By Tom Relihan
The Enterprise, Brockton, Mass.
PLYMOUTH, Mass. — Three former guards at Bridgewater State Hospital were acquitted Monday in the death of a patient eight years ago.
Judge Jeffrey Locke ruled in Plymouth Superior Court that the conduct of Derek Howard, John C. Raposo and George A. Billadeau did not constitute wanton and reckless disregard for patient safety.
They were charged in the death of Joshua Messier, a 23-year-old from Charlton, who suffered a heart attack on May 4, 2009, after a half-dozen guards forcefully strapped him to a bed.
Their trial for involuntary manslaughter charges and criminal civil rights violations began on Tuesday.
Locke said that there is no doubt that Messier, who was committed to the secure mental health facility due to his paranoid schizophrenia, required restraint based on his assault of a staff member. Such an action constitutes a “sudden emergency,” triggering the need for restraint.
During that restraint, Messier was placed in four-point restraints by a team of seven guards. At one point, two of the guards, Howard and Raposo, pressed down on his back first with their arms, then with their own body weight – a technique known as “suitcasing.” Billadeau supervised the restraint.
Once Messier was partially under control, Locke noted, the guards released the pressure. Messier went into cardiac arrest and died soon after. His death was initially ruled a homicide by the state medical examiner.
A special prosecutor appointed by Attorney General Martha Coakley contented that the trio’s actions constituted “wanton and reckless” disregard for patient safety, arguing that the incident violated state regulations barring the use of restraint for punishment, allowing such measures to be taken only after a medical assessment or authorization, banning officers from using excessive force and forbidding the placement of pressure on a patients back due to the risk of suffocation.
Locke said the evidence does not show that four-point restraints were used to punish Messier and that the facility has an informal policy of only performing medical assessments once a patient is secured. He said the policy barring the use of pressure on a patients back only applies once the patient has been restrained – the point at which all four restraints are secure.
But, Locke noted that the officers were “woefully” untrained to perform the restraint.
“The Department of Corrections had a robust training program but did not train correctional officers in appropriate techniques for restraining a resistant patient, leaving that crucial learning to ‘on-the-job’ training,” he said. “The Commonwealth has not shown an intentional, willful, reckless disregard of regulations regarding use of force.”
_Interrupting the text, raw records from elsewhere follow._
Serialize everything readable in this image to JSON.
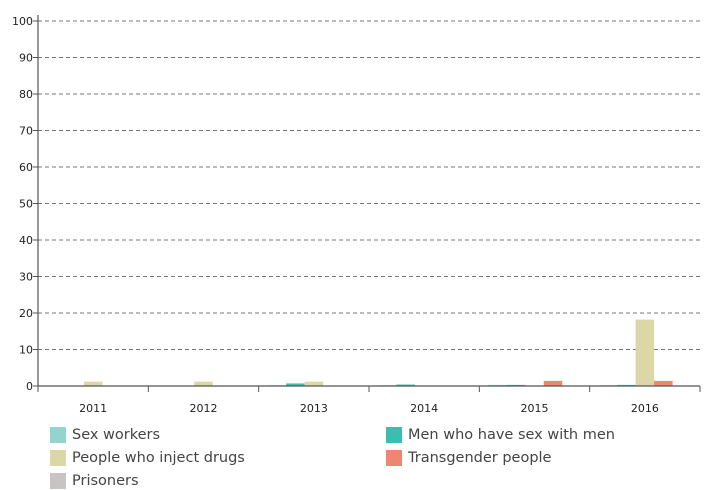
{
  "chart_data": {
    "type": "bar",
    "categories": [
      "2011",
      "2012",
      "2013",
      "2014",
      "2015",
      "2016"
    ],
    "series": [
      {
        "name": "Sex workers",
        "color": "#93d5cd",
        "values": [
          0.1,
          0.1,
          0.2,
          0.2,
          0.3,
          0.2
        ]
      },
      {
        "name": "Men who have sex with men",
        "color": "#3dbcb0",
        "values": [
          0,
          0,
          0.7,
          0.4,
          0.3,
          0.3
        ]
      },
      {
        "name": "People who inject drugs",
        "color": "#dcd7a6",
        "values": [
          1.2,
          1.2,
          1.2,
          0,
          0,
          18.2
        ]
      },
      {
        "name": "Transgender people",
        "color": "#ee8674",
        "values": [
          0,
          0,
          0,
          0,
          1.4,
          1.4
        ]
      },
      {
        "name": "Prisoners",
        "color": "#c9c4c4",
        "values": [
          0,
          0,
          0,
          0,
          0,
          0
        ]
      }
    ],
    "yticks": [
      "0",
      "10",
      "20",
      "30",
      "40",
      "50",
      "60",
      "70",
      "80",
      "90",
      "100"
    ],
    "ylim": [
      0,
      100
    ],
    "grid": true,
    "legend_position": "bottom",
    "title": "",
    "xlabel": "",
    "ylabel": ""
  }
}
Locke said medical experts who testified during the trial noted that a variety of factors that were all present at the time of the restraint -- schizophrenia, Clozapine in toxic levels, agitation, hypertension, obesity and positional asphyxiation -- could have been equally likely to have caused Messier’s heart attack.
“The line here is a thin one, but on balance the court cannot conclude, beyond reasonable doubt, that, in the moment, the defendants Howard and Raposo were aware or should have been aware that the technique they employed was excessive to the resistance presented,” Locke said.
“In the final analysis, Joshua Messier’s death resulted from a perfect storm of circumstances; a series of institutional lapses and errors, combined with a patient with a series of risk factors for cardiac arrest,” he continued. “Hindsight is 20/20 and since 2009, the Department of Correction has entirely revamped its training and its equipment to be used in a transition of patients from hard to soft restraints, and indeed, has put mental health professionals, rather than correction officers, in charge of operations at Bridgewater. Retrospectively, the conduct of these three defendants left much to be desired, but does not constitute wanton and reckless conduct causing the death of Joshua Messier.”
Relatives of the guards wept as the verdict was read.
Lawyers for the three defendants said the circumstances and evidence pointed toward systemic failures rather than the conduct of the officers as the primary cause of Messier’s death.
“Being a correctional officer at Bridgewater State Hospital is a unique job, you’re dealing with severe mental health issues, they have no medical training, and they don’t know what they’re susceptibility is to use of force. It’s really set up for failure, it wasn’t these guys,” said Edward Harrington, Raposo’s lawyer. “They just happened to be there with Joshua Messier.”
Lisa Brown, Messier’s mother, said she was shocked by the verdict.
“My whole heart thought they were going to be found guilty, because it was common sense,” she said, referring to the restraint techniques used. “You don’t need training to know that you don’t do that to someone. That’s how someone dies. Not in a million years did I think they’d be found not guilty.
Brown said she takes solace in the changes that have come to Bridgewater State Hospital in the wake of her sons death, including the transfer of operations to an independent correctional care company, Correct Care Solutions, and the removal of correctional officers from the facility.
“I think many other things will be changing in the future, and I pray to God nobody else gets killed there,” she said. “I never held any hate for the guards, but I felt they need to be held accountable.”
©2017 The Enterprise, Brockton, Mass.